Dauzac wine club



Ancestral know-how

Château Dauzac’s ambition is very clear: continue to progress among the best Médoc Grands Crus Classés.

To achieve this objective, the men and women of Dauzac are drawing on the estate’s very DNA: a deep-rooted respect for tradition and innovation, all the while making the most of the estate’s strength – its biodiversity, which is a valuable resource for the quality of the wine it produces. To showcase this DNA, Château Dauzac has had a distinctive emperor yellow label since 1924, a symbol of light and sensory experiences.


Virtuous viticulture

In keeping with the Médoc tradition, the vineyard, which has a plant density of 10,000 vines per hectare, is 69% Cabernet-Sauvignon, 29% Merlot and 2% Petit-Verdot. The work carried out over more than 30 years, as well as the implementation of new techniques, has enabled the vineyard to produce complex and high-quality grapes. Surveys, cross-sections at a depth of three metres and electrical resistivity tests have made it possible to identify homogenous plots and choose the correct grape varietal and rootstock, while managing each plot according to its needs and characteristics. Meteorological sensors on each terroir unit as well as a weather station help to make precise decisions about the work to be done.

For several years now, Château Dauzac has been moving towards the best of biodynamic viticulture:

  • Château Dauzac practises highly sustainable viticulture, using organic fertilisers.
  • Ecological control of cutworms has made it possible to avoid the use of insecticides.
  • Some plots have been planted with grass in order to better regulate the water supply.
  • Double Guyot pruning with disbudding is performed and a significant amount of ‘green’ work is carried out manually to ensure uniform ripeness.

Meticulous vinification

For the harvesting process to respect the integrity of the fruit, it needs to be carried out manually. Each plot is vinified separately in thermoregulated vats to ensure the gentle and even extraction of tannins in the cap. Since 2014, the use of wooden vats with two transparent staves, designed by Seguin Moreau at Château Dauzac’s request, has enabled us to refine the vinification process, by rethinking our pumping-over method to avoid pumping the wines and thus optimise maceration.


Each year, Château Dauzac carefully selects the wood its coopers will use to make the barrels; the wines are matured for 12 to 18 months in lightly-toasted extra-fine French-oak barrels, with approximately 60% new barrels to preserve the whole fruit and produce ‘vintage wines’. Eric Boissenot, an oenologist whose reputation and knowledge are well established, advises and assists with the harvest and blending process.
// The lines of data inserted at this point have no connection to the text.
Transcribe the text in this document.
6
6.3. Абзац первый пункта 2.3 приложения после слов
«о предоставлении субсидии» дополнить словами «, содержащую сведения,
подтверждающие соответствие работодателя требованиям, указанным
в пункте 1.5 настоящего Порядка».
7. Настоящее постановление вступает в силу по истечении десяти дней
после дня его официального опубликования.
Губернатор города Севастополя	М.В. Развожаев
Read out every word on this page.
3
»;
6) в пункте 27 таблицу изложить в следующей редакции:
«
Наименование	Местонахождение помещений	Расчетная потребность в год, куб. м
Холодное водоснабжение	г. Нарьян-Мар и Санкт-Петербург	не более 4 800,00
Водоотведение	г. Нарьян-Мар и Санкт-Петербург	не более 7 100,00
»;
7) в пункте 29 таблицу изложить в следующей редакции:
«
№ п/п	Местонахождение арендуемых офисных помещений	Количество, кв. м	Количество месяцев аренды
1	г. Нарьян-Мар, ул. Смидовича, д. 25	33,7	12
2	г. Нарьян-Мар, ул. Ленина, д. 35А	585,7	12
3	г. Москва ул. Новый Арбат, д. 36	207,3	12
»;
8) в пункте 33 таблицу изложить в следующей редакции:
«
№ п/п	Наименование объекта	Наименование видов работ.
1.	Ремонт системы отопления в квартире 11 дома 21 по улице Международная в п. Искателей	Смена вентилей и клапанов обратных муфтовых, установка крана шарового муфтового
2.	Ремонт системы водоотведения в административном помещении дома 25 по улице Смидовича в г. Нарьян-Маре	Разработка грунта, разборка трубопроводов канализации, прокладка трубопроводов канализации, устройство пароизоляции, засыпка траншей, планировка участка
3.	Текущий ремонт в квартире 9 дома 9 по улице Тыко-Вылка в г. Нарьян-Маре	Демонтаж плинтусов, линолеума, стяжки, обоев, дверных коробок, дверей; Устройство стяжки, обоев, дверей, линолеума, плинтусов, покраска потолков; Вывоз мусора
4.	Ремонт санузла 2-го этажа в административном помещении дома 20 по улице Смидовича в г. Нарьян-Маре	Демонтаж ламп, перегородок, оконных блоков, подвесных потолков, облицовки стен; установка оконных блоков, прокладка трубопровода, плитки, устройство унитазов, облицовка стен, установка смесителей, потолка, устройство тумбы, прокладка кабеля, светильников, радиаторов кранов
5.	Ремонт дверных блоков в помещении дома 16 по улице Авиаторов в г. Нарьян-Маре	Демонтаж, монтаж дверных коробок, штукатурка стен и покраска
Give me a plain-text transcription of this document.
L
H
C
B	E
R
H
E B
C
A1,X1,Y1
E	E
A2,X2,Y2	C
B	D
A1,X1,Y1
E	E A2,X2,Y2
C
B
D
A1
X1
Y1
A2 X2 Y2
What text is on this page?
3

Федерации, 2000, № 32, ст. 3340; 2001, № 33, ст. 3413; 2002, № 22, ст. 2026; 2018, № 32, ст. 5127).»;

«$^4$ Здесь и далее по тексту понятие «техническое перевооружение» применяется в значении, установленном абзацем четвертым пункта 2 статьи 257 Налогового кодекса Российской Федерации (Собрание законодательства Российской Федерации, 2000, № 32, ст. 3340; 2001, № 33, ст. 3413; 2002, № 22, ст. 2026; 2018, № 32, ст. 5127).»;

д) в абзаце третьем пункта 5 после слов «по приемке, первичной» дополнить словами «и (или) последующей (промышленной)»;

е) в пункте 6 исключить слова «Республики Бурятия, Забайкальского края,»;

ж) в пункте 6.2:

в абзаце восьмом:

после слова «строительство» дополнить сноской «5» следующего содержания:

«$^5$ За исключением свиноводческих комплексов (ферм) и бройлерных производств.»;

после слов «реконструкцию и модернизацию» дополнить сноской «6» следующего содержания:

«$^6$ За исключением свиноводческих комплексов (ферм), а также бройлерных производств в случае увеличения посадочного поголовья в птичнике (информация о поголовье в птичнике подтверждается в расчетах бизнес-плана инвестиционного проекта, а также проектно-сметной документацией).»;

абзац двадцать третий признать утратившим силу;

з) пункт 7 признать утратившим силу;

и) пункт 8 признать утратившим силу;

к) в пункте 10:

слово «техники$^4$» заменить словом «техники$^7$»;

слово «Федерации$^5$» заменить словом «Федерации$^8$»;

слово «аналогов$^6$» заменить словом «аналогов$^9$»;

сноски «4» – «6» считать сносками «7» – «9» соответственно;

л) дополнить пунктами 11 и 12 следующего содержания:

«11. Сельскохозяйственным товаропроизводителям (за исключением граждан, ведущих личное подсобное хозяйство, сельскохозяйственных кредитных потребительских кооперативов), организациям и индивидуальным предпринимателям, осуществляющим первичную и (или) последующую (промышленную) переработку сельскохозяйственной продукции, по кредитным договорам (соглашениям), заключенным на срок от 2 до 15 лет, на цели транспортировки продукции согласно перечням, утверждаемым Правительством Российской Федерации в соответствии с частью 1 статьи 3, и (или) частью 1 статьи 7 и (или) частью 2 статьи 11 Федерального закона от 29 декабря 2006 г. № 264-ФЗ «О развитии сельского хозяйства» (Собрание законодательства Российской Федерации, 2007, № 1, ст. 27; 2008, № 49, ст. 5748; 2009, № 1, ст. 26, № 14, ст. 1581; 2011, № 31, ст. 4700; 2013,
Château Dauzac is the first 1855 Grand Cru Classé to produce 100% Vegan wines, since 2016, using vegetal proteins instead of the egg white traditionally used as a fining agent.

A technical director with strong commitments


‘we just have to be as worthy as possible of this heritage that has been entrusted to us.’

Cécilia Trimaille, Technical Director at Château Dauzac

In January 2022, Cécilia Trimaille returned to the Margaux region, and was delighted to join the Château Dauzac team as Technical Director – ‘Bordeaux has always been a part of me, half of my family comes from the region, I came here on holiday as a child and when I worked at Château Margaux, I went past Dauzac every day, so we’ve come full circle!’

When asked about Château Dauzac, it’s the word ‘innovation’ that immediately springs to mind – ‘few Châteaux have innovated as much and for as long as Dauzac, they are constantly taking risks; we’ve never talked so much about ecology and nature, and some are only just doing something about it, but here we always have’ – and she emphasises that only 40% of the estate is devoted to vineyards, the rest gives free rein to a truly varied and healthy ecosystem. Her roadmap for this cru classé? Cécilia simply states – ‘I don’t want to leave my mark on Dauzac, that’s not my goal, we just have to be as worthy as possible of this heritage that has been entrusted to us’.